Seagate is the only hard drive manufacturer that offers hard drives in all product categories. The Barracudas target the 3.5” desktop mainstream, the Cheetah is the 3.5” offering for servers, Momentus 2.5” aims for notebooks and the Savvio 2.5” are for servers. The DB, SV and LD series are drives for consumer applications. And there is a 1.8” drive called Lyrion, which might not get a successor. Only few years ago, Seagate acquired Maxtor, which helped it become the market leader, while others, such as Samsung and WD, are gaining ground.

Western Digital is more conservative, as it focuses on niches, but moves carefully and strategically within conventional form factors. As a consequence, WD doesn’t want to deal with any drives at 1.8” or smaller sizes. It has been a major player in the 3.5” space and it went into the 2.5” arena, but it typically isn’t first to market when it comes to introducing new technologies such as perpendicular magnetic recording (PMR). Its efforts went into the Scorpio 2.5” mobile drive series and the new entry-level server 2.5” VelociRaptor, which helped to both increase market share and gross margin. The Green Power series also was the first of its kind and WD is expected to re-enter the enterprise market soon.

Hitachi had offered drives for all important markets, but it pulled out of the 1.8” sector. Deskstar is its 3.5” family, while Ultrastar is the name of the 3.5” and 2.5” server drives. You’ll find mobile 2.5” drives under the Travelstar brand and consumer drives are called Cinemastar. Endurastar is a 2.5” line for applications requiring better robustness. Hitachi and Seagate are the only two manufacturers that build all components on their own.
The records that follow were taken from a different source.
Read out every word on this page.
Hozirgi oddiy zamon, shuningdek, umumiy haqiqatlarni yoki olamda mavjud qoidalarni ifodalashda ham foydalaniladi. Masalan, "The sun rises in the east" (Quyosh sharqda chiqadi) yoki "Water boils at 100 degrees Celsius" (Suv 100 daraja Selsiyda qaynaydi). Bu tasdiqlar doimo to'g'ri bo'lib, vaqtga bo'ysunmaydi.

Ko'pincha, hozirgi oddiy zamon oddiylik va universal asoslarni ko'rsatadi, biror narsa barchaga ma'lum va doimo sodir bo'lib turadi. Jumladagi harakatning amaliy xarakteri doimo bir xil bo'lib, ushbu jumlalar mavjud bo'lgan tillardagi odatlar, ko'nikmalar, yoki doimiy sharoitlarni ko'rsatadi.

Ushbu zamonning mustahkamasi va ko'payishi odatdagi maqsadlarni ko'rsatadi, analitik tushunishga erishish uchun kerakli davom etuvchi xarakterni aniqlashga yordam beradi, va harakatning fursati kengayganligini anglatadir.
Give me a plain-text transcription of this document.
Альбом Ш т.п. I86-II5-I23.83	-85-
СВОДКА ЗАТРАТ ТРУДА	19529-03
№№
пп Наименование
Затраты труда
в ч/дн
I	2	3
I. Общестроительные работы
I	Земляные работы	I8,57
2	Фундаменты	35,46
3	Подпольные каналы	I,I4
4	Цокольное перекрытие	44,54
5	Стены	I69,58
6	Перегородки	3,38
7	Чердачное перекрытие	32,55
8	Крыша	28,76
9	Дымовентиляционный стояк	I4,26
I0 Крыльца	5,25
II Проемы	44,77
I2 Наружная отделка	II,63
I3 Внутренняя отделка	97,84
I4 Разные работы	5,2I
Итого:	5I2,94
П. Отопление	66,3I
Samsung has made impressive steps, as it came from nowhere to position itself as a growing player right after Hitachi. It started with 3.5” drives and added 2.5” drives to its portfolio. Unlike the bigger players, Samsung is focusing on 1.8” and 1.3” drives as well. All drives are called Spinpoint, with the suffix determining the particular family: F1 represents the terabyte 3.5” drive, MP2 is the performance 2.5” notebook drive, etc.

Fujitsu pulled out of the 3.5” desktop market years ago, and has been focusing on 3.5” and 2.5” server drives, as well as 2.5” mobile drives. The firm is quick to release new mobile hard drives, but it stays away from niche solutions. Its product names are cryptic, though.

Toshiba does not offer any 3.5” drives and no server drives. Instead, the Japanese drive maker caters to mobile drives in the 2.5” and 1.8” sizes.

Who is Who: Who Builds Which Component?

Not all hard drive makers are created equal. Some of them build all components on their own and control the entire supply chain. Others only build some of the parts and hand over the designs to other vendors who provide the components. Seagate has full control of its component supply. Fujitsu and WD are close. Toshiba designs all parts, but has to purchase them from other suppliers. To our knowledge, Samsung is in the process of assuming better control of the process.

Editor’s Note: A reader named York correctly points out that Western Digital purchased Komag some time ago and is now able to manufacture its own drives. The purchase happened around the same time as Hitachi’s seminar, which explains the inaccuracy in its chart.